Ach ja, Merkel rieb Schröder noch hin, dass er ohne die Union seine Vorstellungen gegen die Dissidenten in den eigenen Reihen nicht durchgebracht hätte. Ja, stimmt. Andererseits sagt man zu so einer Erkenntnis in Amerika: What else is new?

Für den Rest der Sitzung versank der Bundestag in den Abstimmungen. Beim Votum Nummer 7, Hartz IV, passierte endlich das, was die Fortsetzung des Streits über die Anzahl der Engel auf der Nadelspitze ermöglichte. Zu Hartz IV gehört die im Vermittlungsausschuss verschärfte Zumutbarkeitsregelung, also die Forderung, dass Langzeitarbeitslose jeden ihnen angebotenen Job annehmen müssen.

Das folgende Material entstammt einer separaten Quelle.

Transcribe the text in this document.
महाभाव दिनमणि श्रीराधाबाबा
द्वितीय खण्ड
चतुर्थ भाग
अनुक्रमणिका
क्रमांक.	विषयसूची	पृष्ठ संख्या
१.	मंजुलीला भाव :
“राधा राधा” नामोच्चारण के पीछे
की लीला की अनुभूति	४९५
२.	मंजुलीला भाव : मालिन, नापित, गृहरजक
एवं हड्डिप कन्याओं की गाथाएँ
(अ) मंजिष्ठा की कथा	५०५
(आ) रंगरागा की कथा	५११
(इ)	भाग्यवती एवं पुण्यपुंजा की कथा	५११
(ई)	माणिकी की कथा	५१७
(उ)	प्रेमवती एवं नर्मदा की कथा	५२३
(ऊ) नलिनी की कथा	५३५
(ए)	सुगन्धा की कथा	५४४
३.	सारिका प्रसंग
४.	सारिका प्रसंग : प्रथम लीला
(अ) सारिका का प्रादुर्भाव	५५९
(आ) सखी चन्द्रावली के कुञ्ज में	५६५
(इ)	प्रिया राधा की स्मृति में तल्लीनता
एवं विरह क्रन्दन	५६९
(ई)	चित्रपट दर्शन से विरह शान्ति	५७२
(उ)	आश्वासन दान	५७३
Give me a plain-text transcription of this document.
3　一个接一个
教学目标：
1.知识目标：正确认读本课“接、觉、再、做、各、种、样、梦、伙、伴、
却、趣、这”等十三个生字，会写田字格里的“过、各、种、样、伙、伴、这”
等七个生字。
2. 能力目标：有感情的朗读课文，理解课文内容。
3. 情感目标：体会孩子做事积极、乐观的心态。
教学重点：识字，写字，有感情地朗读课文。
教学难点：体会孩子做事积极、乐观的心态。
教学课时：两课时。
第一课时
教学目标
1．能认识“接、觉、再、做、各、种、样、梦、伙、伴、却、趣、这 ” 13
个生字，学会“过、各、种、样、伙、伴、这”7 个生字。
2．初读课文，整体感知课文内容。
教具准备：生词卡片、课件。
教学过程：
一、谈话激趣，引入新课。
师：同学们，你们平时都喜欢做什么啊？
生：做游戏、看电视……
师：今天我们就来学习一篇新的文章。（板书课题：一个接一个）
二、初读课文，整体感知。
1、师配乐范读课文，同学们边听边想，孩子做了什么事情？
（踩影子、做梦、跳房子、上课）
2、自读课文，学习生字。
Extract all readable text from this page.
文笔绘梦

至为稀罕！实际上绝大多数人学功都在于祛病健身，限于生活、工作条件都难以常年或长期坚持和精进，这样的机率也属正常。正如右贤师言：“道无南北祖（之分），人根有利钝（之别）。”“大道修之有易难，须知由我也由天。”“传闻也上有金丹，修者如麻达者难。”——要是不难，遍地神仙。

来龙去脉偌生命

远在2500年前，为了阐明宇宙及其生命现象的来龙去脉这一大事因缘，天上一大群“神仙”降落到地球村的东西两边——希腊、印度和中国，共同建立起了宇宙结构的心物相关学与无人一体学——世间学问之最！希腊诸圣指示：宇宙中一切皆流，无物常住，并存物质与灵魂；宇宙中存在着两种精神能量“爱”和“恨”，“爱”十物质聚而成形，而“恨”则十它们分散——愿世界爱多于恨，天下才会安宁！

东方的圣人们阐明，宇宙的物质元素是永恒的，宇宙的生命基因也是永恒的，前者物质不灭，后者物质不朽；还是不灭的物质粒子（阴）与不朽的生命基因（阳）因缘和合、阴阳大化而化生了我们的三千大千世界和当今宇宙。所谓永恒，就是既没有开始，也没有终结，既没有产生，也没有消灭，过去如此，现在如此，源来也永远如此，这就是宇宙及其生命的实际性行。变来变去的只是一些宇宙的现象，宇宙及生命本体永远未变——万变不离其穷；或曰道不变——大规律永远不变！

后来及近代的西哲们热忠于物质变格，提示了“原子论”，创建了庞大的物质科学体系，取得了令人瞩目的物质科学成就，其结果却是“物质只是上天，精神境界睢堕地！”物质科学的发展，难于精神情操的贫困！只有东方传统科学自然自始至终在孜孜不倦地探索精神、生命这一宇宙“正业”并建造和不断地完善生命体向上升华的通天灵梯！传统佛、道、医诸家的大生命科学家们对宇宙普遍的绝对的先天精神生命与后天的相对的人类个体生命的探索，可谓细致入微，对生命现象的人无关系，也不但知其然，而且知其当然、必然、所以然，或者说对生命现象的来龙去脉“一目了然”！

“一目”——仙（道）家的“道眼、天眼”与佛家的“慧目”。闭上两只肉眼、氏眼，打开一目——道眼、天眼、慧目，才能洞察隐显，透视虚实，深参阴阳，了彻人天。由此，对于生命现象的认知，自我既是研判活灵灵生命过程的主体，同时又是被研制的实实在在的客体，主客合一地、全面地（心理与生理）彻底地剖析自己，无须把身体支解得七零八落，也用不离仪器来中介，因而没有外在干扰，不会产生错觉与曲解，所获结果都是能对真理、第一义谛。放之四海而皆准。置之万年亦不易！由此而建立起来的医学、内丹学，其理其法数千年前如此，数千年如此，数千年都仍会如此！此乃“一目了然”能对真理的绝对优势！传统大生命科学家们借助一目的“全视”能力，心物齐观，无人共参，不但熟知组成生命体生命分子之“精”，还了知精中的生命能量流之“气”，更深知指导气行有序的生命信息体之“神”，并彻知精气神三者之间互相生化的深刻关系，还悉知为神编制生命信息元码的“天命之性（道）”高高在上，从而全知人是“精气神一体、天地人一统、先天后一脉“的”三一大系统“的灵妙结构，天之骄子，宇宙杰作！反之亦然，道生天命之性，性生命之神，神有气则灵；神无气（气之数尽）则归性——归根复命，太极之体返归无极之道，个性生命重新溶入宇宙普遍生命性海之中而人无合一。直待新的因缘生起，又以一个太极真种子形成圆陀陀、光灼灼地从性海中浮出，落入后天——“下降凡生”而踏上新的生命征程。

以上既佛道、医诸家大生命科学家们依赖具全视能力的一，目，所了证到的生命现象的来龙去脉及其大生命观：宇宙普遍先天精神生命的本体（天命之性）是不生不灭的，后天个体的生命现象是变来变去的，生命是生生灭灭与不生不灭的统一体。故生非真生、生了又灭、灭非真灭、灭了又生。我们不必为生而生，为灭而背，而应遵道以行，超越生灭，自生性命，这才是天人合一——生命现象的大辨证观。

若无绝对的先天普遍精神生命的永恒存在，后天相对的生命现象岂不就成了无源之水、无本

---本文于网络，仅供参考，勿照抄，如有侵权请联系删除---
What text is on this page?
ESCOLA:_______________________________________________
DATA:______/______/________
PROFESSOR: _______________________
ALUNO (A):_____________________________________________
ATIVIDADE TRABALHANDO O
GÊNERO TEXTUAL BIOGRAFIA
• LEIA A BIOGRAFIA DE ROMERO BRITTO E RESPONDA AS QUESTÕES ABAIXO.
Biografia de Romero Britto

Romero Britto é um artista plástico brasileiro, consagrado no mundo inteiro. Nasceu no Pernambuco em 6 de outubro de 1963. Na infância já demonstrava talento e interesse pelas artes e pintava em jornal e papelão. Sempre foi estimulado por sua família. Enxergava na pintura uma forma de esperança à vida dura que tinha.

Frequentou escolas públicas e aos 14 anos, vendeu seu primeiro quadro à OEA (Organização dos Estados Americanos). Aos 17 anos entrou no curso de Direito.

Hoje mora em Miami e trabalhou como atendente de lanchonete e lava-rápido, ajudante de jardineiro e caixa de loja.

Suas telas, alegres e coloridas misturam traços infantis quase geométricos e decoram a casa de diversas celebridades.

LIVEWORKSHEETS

Dies lehnten die bundesweit bekannten "Abweichler" bei Rot und Grün ab. 581 Abgeordnete von SPD, CDU, Grünen, FDP und CSU stimmten für das Gesetz, 16 Abgeordnete dagegen: je sechs Rote und Grüne, je zwei von CDU und PDS. Wenn alle 291 anwesenden Abgeordneten der Opposition sowie die zwölf Abweichler gegen das Gesetz gestimmt hätten, hätte Rot-Grün mit nur 294 eigenen Stimmen dieses Votum verloren.

In den Gängen und Lobbys focht man nun das schwer konjunktivische Gefecht um die "eigene Mehrheit" aus. Da von Union, FDP und PDS insgesamt nur 291 Abgeordnete anwesend waren, dekretierte Joschka Fischer mit Feldwebel-Stimme: "Was wollen Sie? Wir haben mehr Ja-Stimmen, als die insgesamt heute Leute da haben. Ganz klar eigene Mehrheit!" Die Schwarzen und die Gelben sahen das natürlich anders und wiesen heftigst darauf hin, dass ohne ihre Stimmen zumindest Hartz IV durchgerasselt wäre.

"Keine eigene Mehrheit!", rief Angela Merkel, und ihr parlamentarischer Geschäftsführer Kauder bildete wuchernde Satzkonstruktionen mit "Wenn wir hätten...Schröder hätte...wäre abgelehnt".

Ja, irgendwie ist das alles richtig. Rot-Grün hatte keine eigene Mehrheit, theoretisch, und praktisch hatten sie die Mehrheit doch. Es gehen mindestens 12.778 Engel auf eine Nadelspitze, und glücklicherweise ist jetzt bis Januar Ruhe mit Hartz, Merkel und Schröder. Hoffentlich.